Their Finest (12A)

Their Finest (12A)

Directed by Lone Scherfig
Picturehouse, Liverpool
From 21st April 2017

Reviewed by Colin Serjent

Feature films relating to nostalgic re-enactments of events that occurred during WWII are not normally to my taste, but I made an exception with Their Finest because it concerned the making of propaganda films by the Film Unit of the Ministry Of Information in the UK at that time.

But it proved to be, apologies William!, much ado about very little, and one-dimensional in scope.

Catrin Cole (Gemma Arterton), utilising a dodgy Welsh accent, is recruited from Port Talbot to join a group of screen writers, and thus became the only female among them, was given the job of helping to create morale-boosting films on behalf of the British war effort during the London Blitz in 1940/41.
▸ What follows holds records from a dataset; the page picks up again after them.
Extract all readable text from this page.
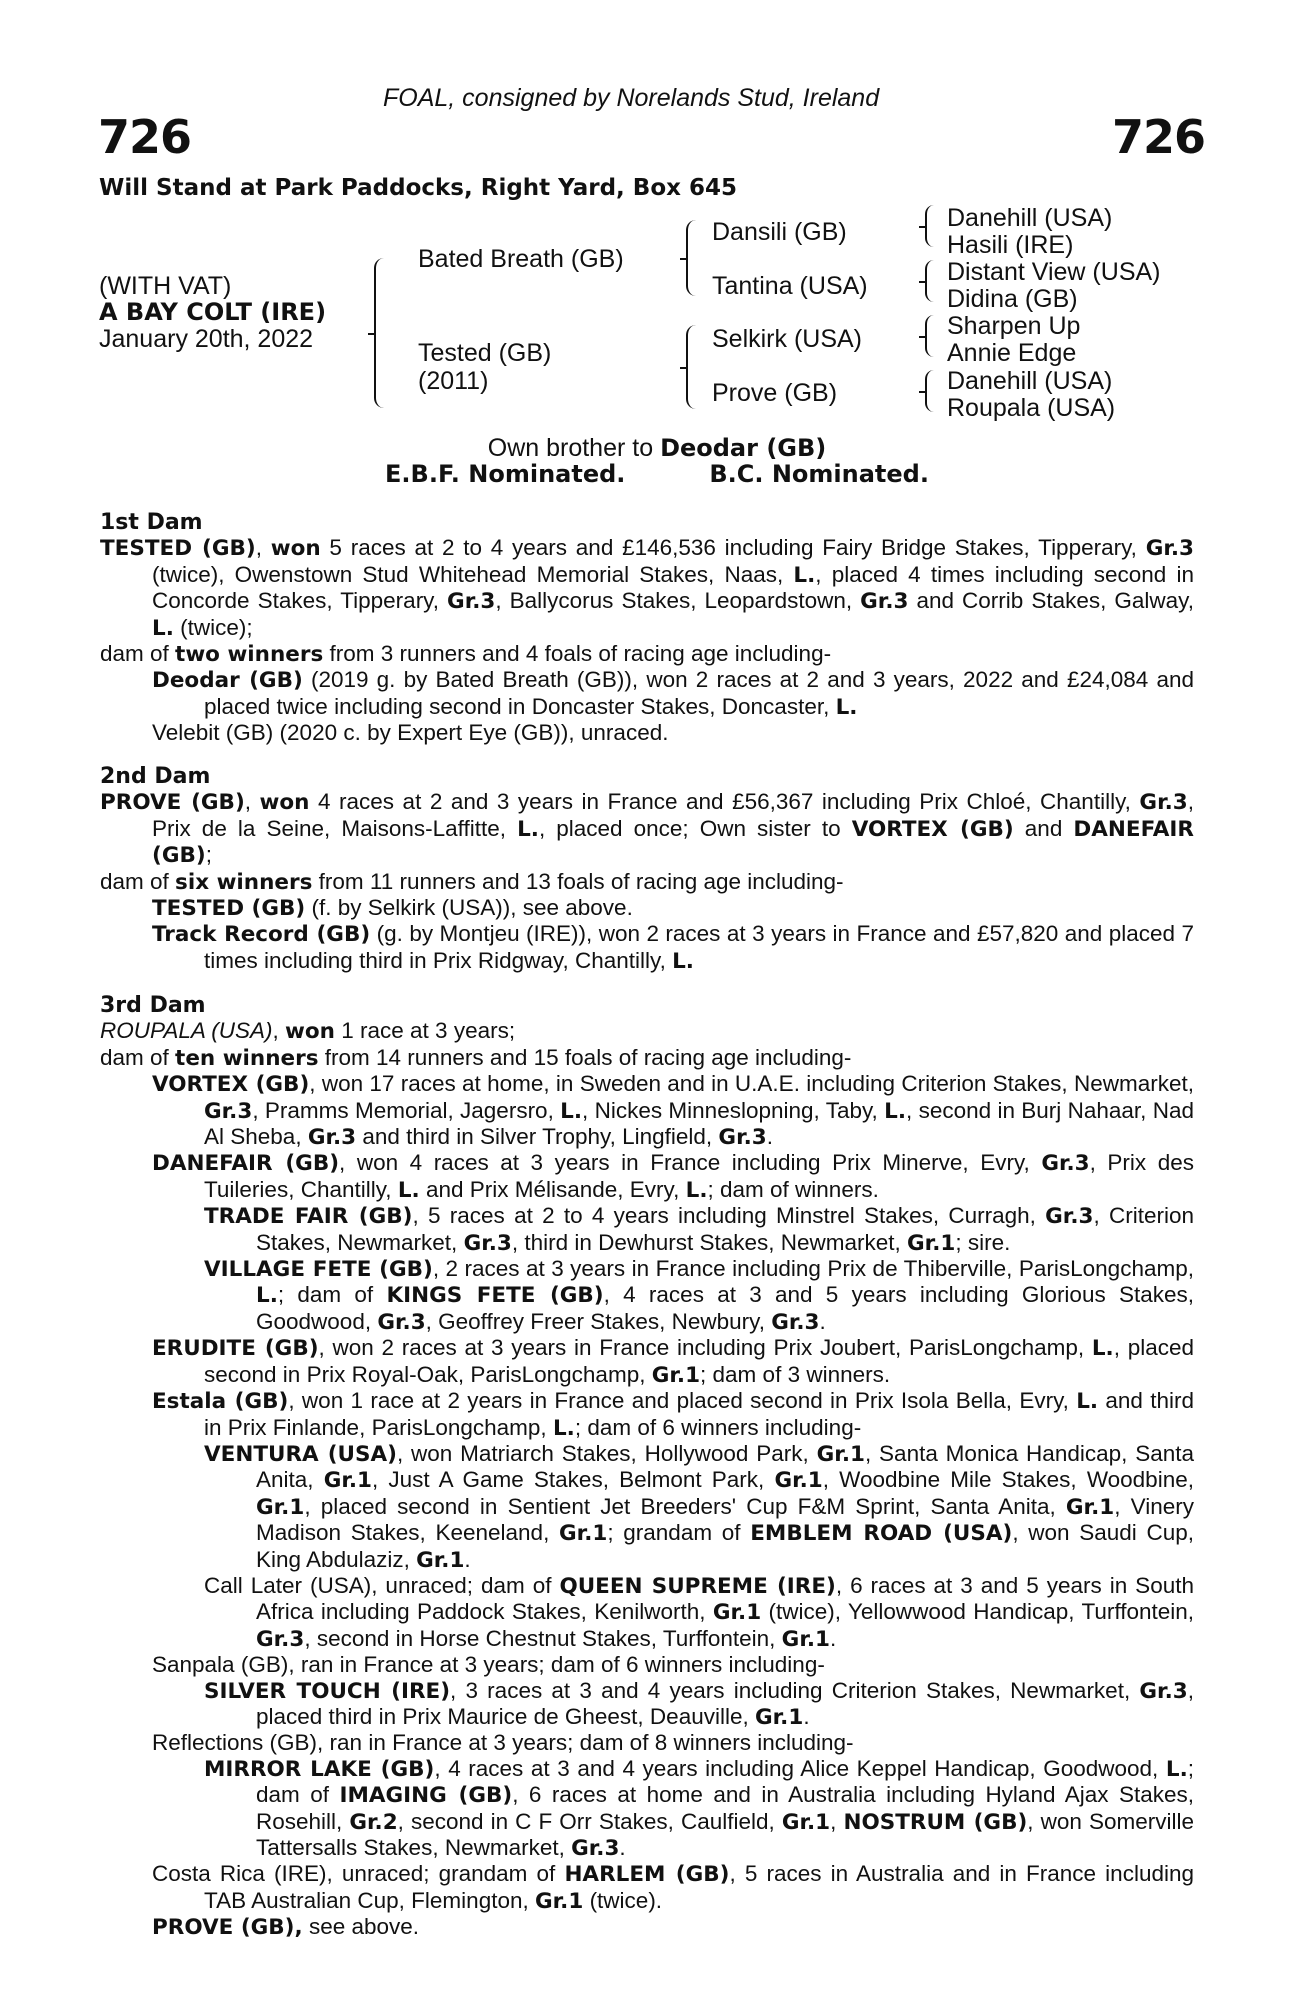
FOAL, consigned by Norelands Stud, Ireland
726	726
Will Stand at Park Paddocks, Right Yard, Box 645
(WITH VAT)
A BAY COLT (IRE)
January 20th, 2022
Bated Breath (GB)
Tested (GB)
(2011)
Dansili (GB)
Tantina (USA)
Selkirk (USA)
Prove (GB)
Danehill (USA)
Hasili (IRE)
Distant View (USA)
Didina (GB)
Sharpen Up
Annie Edge
Danehill (USA)
Roupala (USA)
Own brother to Deodar (GB)
E.B.F. Nominated.	B.C. Nominated.
1st Dam

TESTED (GB), won 5 races at 2 to 4 years and £146,536 including Fairy Bridge Stakes, Tipperary, Gr.3 (twice), Owenstown Stud Whitehead Memorial Stakes, Naas, L., placed 4 times including second in Concorde Stakes, Tipperary, Gr.3, Ballycorus Stakes, Leopardstown, Gr.3 and Corrib Stakes, Galway, L. (twice);

dam of two winners from 3 runners and 4 foals of racing age including-

Deodar (GB) (2019 g. by Bated Breath (GB)), won 2 races at 2 and 3 years, 2022 and £24,084 and placed twice including second in Doncaster Stakes, Doncaster, L.

Velebit (GB) (2020 c. by Expert Eye (GB)), unraced.

2nd Dam

PROVE (GB), won 4 races at 2 and 3 years in France and £56,367 including Prix Chloé, Chantilly, Gr.3, Prix de la Seine, Maisons-Laffitte, L., placed once; Own sister to VORTEX (GB) and DANEFAIR (GB);

dam of six winners from 11 runners and 13 foals of racing age including-

TESTED (GB) (f. by Selkirk (USA)), see above.

Track Record (GB) (g. by Montjeu (IRE)), won 2 races at 3 years in France and £57,820 and placed 7 times including third in Prix Ridgway, Chantilly, L.

3rd Dam

ROUPALA (USA), won 1 race at 3 years;

dam of ten winners from 14 runners and 15 foals of racing age including-

VORTEX (GB), won 17 races at home, in Sweden and in U.A.E. including Criterion Stakes, Newmarket, Gr.3, Pramms Memorial, Jagersro, L., Nickes Minneslopning, Taby, L., second in Burj Nahaar, Nad Al Sheba, Gr.3 and third in Silver Trophy, Lingfield, Gr.3.

DANEFAIR (GB), won 4 races at 3 years in France including Prix Minerve, Evry, Gr.3, Prix des Tuileries, Chantilly, L. and Prix Mélisande, Evry, L.; dam of winners.

TRADE FAIR (GB), 5 races at 2 to 4 years including Minstrel Stakes, Curragh, Gr.3, Criterion Stakes, Newmarket, Gr.3, third in Dewhurst Stakes, Newmarket, Gr.1; sire.

VILLAGE FETE (GB), 2 races at 3 years in France including Prix de Thiberville, ParisLongchamp, L.; dam of KINGS FETE (GB), 4 races at 3 and 5 years including Glorious Stakes, Goodwood, Gr.3, Geoffrey Freer Stakes, Newbury, Gr.3.

ERUDITE (GB), won 2 races at 3 years in France including Prix Joubert, ParisLongchamp, L., placed second in Prix Royal-Oak, ParisLongchamp, Gr.1; dam of 3 winners.

Estala (GB), won 1 race at 2 years in France and placed second in Prix Isola Bella, Evry, L. and third in Prix Finlande, ParisLongchamp, L.; dam of 6 winners including-

VENTURA (USA), won Matriarch Stakes, Hollywood Park, Gr.1, Santa Monica Handicap, Santa Anita, Gr.1, Just A Game Stakes, Belmont Park, Gr.1, Woodbine Mile Stakes, Woodbine, Gr.1, placed second in Sentient Jet Breeders' Cup F&M Sprint, Santa Anita, Gr.1, Vinery Madison Stakes, Keeneland, Gr.1; grandam of EMBLEM ROAD (USA), won Saudi Cup, King Abdulaziz, Gr.1.

Call Later (USA), unraced; dam of QUEEN SUPREME (IRE), 6 races at 3 and 5 years in South Africa including Paddock Stakes, Kenilworth, Gr.1 (twice), Yellowwood Handicap, Turffontein, Gr.3, second in Horse Chestnut Stakes, Turffontein, Gr.1.

Sanpala (GB), ran in France at 3 years; dam of 6 winners including-

SILVER TOUCH (IRE), 3 races at 3 and 4 years including Criterion Stakes, Newmarket, Gr.3, placed third in Prix Maurice de Gheest, Deauville, Gr.1.

Reflections (GB), ran in France at 3 years; dam of 8 winners including-

MIRROR LAKE (GB), 4 races at 3 and 4 years including Alice Keppel Handicap, Goodwood, L.; dam of IMAGING (GB), 6 races at home and in Australia including Hyland Ajax Stakes, Rosehill, Gr.2, second in C F Orr Stakes, Caulfield, Gr.1, NOSTRUM (GB), won Somerville Tattersalls Stakes, Newmarket, Gr.3.

Costa Rica (IRE), unraced; grandam of HARLEM (GB), 5 races in Australia and in France including TAB Australian Cup, Flemington, Gr.1 (twice).

PROVE (GB), see above.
The main reason she was chosen was to to pen ‘slop’ (‘girl talk’), otherwise known as womens dialogue. to include in films as a means to boost interest by females in the productions the team created.

However, there was no evidence of the inclusion of ‘slop’ being used in films made after the appointment of Cole.

Also not conveyed enough in Their Finest was the fact that Cole’s husband Ellis (Jack Huston), an artist painter, was a radical politico, disowned by his family, who was injured serving in the Spanish Civil War.

For some unbeknown reason Danish director Lone Scherfig gave the lightweight figure Ambrose Hilliard (Bill Nighy), a fairly well-known actor prior to WWII, too much screen time.

His character added little to what passed as drama, except to convey what a vain person he was. Wow, what a surprise, a vain actor playing a vain actor!

Comments have been made about ‘the exceptional quality’ of the films produced by the Film Department at that time, with audiences clamouring for movies that reflected the realities of wartime life. Up to thirty million people in Britain attended cinemas every week.

But the finished product shown towards the end of Their Finest – a story about the rescue by civilians in boats of stranded British soldiers at Dunkirk – was lame and badly acted.

Filmed on the coast of Devon the most ingenious shot was of hoards of British troops on Dunkirk beach painted on to glass, to give the impression of actually being there.

Their Finest, adapted from the oddly titled book by Lissa Evans, Their Finest Hour And A Half, was meant not to be a lampoon of wartime British cinema. But this is what it unintentionally ended up being!